Por definición también, cualquier matrimonio es un asunto público. Es formalidad y manifestación de una voluntad, y un compromiso, delante de un colectivo, sea este del tamaño que sea. Es tan de la esfera pública que en unos participa un ministro de algún culto más o menos universal y en otros un representante del Estado. Y en algunos ambos, por supuesto. Hasta ahí, nada de extrañar que un señor de nombre Enrique Peña Nieto, viudo, y una señora de nombre Angélica Rivera, divorciada, quieran que el mundo sepa que se quieren. Y nadie tiene ningún derecho a cuestionar la legitimidad del deseo que les lleva a tal decisión. Imaginemos si en nuestras propias y similares situaciones cualquier tercero quisiera cuestionar la honestidad de nuestros sentimientos hacia la respectiva pareja. Inadmisible.
Así que si dicen quererse y decidieron casarse, bien por ellos. El problema es que él no es un ciudadano común. Y sus actos no son lo de un mexicano cualquiera. Y llevar su boda de un acto público a uno mediático de obvia intención electoral obliga a que otros, que pasarían de largo ante decisiones individualmente soberanas, se tengan que detener a reflexionar un poco al respecto.
Enrique Peña Nieto decidió tiempo atrás construir un personaje y su disciplina en ese proyecto es envidiable. Ese personaje primero fue "joven" en un mundo de dinosaurios. Luego, "cumplidor" en un panorama de sinvergüenzas que iniciaban obras y las entregaban a medias o ni eso. Ahora, quiere ser "cercano", quiere ser como cualquiera: chambear, quedarse en mangas de camisa, entender a los mexicanos de a pie, abandonar el olimpo de los zapatos de fina suela que no pisan el asfalto (Spota dixit) y estar a flor de tierra. Y por supuesto, quiere que lo veamos como un señor cualquiera, que trabaja duro para alcanzar sus sueños de superación, de felicidad, para vencer la adversidad e incluso llegar a casarse con alguien atractivo.
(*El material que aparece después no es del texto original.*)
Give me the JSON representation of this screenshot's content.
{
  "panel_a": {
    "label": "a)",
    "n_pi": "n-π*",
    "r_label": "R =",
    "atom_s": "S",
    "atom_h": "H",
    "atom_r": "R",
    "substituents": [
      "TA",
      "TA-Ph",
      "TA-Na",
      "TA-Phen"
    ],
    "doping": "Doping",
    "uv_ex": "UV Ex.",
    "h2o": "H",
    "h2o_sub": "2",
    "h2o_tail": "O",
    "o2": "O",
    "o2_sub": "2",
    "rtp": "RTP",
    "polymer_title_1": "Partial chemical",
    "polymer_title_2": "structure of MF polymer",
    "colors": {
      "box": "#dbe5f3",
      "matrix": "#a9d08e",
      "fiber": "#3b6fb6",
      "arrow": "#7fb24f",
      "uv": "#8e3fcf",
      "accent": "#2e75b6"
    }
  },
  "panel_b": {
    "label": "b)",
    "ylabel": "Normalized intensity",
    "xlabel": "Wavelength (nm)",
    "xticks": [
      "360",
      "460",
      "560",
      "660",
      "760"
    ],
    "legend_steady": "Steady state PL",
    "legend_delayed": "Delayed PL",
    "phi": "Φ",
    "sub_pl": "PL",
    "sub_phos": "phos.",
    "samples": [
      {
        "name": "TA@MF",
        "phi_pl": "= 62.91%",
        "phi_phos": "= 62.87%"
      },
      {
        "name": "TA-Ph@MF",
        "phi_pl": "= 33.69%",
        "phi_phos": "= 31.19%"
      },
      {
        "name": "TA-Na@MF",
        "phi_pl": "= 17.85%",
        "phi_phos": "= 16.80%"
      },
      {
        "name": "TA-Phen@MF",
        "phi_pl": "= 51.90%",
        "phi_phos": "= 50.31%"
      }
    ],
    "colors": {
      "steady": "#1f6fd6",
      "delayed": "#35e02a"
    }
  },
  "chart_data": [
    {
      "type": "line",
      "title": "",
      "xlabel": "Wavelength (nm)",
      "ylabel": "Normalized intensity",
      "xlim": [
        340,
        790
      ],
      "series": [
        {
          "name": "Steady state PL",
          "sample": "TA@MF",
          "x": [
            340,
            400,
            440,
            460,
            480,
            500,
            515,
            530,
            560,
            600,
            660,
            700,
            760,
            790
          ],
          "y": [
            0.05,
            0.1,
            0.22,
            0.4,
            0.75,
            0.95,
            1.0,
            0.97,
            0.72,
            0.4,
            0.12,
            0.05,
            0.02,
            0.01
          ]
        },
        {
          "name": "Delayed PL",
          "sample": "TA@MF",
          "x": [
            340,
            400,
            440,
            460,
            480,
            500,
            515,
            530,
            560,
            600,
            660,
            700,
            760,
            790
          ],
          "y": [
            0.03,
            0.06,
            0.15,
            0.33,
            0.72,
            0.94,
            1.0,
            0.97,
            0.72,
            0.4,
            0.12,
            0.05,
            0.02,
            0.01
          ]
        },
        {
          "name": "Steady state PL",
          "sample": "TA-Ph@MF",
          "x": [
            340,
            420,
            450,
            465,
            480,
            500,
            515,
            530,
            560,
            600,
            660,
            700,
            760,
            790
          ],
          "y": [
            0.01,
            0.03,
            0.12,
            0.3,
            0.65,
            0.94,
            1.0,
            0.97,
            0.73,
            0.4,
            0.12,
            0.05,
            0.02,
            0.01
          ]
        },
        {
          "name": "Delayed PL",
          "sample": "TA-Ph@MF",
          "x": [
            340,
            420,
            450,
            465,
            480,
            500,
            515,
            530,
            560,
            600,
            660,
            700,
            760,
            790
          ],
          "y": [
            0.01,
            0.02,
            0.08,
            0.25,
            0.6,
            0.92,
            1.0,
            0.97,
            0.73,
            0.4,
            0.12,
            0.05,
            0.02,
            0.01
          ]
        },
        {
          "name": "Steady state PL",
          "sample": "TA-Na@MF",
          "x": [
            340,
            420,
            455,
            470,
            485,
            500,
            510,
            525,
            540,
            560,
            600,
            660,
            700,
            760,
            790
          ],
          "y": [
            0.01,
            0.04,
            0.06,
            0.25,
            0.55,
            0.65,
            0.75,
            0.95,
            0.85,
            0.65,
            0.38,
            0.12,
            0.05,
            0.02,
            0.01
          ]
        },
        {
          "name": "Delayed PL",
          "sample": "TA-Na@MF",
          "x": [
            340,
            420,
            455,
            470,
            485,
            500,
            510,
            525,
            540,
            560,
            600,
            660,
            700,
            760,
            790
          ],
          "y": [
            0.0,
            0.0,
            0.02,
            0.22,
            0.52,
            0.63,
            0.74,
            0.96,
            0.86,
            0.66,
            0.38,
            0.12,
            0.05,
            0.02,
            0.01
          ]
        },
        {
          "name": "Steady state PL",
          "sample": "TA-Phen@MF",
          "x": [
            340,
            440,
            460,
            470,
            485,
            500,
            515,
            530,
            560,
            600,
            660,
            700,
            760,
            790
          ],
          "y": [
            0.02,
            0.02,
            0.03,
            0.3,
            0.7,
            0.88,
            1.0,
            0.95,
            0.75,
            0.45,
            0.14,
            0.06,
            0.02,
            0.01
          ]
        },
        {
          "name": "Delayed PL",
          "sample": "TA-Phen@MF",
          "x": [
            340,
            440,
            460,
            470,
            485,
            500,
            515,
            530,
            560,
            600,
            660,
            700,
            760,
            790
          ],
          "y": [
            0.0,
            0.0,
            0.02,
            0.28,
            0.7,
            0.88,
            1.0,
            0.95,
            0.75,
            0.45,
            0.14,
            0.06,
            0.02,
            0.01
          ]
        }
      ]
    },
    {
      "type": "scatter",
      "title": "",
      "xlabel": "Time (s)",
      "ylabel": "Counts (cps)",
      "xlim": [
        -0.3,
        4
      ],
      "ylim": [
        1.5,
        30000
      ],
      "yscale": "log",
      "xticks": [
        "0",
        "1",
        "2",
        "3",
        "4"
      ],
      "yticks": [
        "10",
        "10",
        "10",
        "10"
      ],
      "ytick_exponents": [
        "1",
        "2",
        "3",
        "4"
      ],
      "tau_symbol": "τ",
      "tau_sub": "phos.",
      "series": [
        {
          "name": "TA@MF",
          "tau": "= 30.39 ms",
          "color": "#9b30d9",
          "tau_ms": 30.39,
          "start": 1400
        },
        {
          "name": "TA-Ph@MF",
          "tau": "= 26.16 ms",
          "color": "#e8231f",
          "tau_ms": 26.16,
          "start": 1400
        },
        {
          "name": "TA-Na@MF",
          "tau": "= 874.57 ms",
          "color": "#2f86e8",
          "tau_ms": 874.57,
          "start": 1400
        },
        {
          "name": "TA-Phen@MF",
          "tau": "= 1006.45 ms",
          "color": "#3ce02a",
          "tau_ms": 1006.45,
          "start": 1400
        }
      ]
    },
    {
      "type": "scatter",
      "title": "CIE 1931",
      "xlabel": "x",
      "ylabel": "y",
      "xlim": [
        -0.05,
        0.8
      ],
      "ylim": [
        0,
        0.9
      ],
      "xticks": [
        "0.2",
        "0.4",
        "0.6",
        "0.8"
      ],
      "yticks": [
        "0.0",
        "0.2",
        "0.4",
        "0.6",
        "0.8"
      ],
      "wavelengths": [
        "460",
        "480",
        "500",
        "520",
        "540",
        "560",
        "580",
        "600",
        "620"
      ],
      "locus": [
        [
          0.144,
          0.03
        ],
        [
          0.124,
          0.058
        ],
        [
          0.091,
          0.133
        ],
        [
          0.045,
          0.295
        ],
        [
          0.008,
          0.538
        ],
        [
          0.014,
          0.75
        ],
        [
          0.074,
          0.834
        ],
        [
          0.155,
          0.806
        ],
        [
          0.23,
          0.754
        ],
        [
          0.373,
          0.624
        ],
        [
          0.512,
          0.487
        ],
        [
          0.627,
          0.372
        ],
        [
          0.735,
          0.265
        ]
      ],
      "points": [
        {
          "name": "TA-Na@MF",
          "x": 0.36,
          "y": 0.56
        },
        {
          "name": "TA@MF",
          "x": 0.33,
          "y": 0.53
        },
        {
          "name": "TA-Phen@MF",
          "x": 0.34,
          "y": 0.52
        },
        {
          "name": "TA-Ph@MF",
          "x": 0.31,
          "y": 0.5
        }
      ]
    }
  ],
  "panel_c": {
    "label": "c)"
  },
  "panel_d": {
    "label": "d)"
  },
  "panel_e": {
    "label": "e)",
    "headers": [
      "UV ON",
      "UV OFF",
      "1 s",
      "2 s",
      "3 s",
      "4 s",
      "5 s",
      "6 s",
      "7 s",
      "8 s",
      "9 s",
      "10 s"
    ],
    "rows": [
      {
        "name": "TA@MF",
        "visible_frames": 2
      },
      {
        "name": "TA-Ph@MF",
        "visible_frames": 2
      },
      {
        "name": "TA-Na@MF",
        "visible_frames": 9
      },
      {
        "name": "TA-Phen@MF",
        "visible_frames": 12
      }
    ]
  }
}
Si Peña Nieto no hace grandes discursos, ni fija definiciones claras, ni elabora una idea para pasearla en universidades y foros es porque simplemente los grupos de enfoque de la mercadotecnia política dicen lo obvio: que por el momento esas ideas no se las van a preparar porque con eso el personaje no va a crecer entre la masa; que por lo pronto se puede dar el lujo de no tener consigo a la clase media que no perdona al PRI, que ya llegará el tiempo en que --creciendo desde abajo-- su personaje sea un fenómeno tal que triunfe como las telenovelas de éxito, cuando aun los más rejegos nos rendimos ante Rubí (el gran personaje de Fanny Cano o de Bárbara Mori, según la generación, se fijan que las historias son las mismas, que sólo se reeditan), y similares.
Vivan los novios. Sabemos quién es ella. Profesión actriz. Sin embargo, aún no sabemos quién es él, pero de que es un gran personaje, eso que ni qué. Ya pronto será el tiempo, obligado, de hacer el balance de la administración del gobernante Peña Nieto, que se mueve en el terreno de la política, disciplina más parecida a las farsas que a las telenovelas. Pero hoy es la tornaboda, así que en estas horas sólo toca seguir ocupándose de los protagonistas de esta ceremonia cuyo final, a diferencia de las telenovelas, está lejos de escribirse, y cuyos personajes son muy interesantes.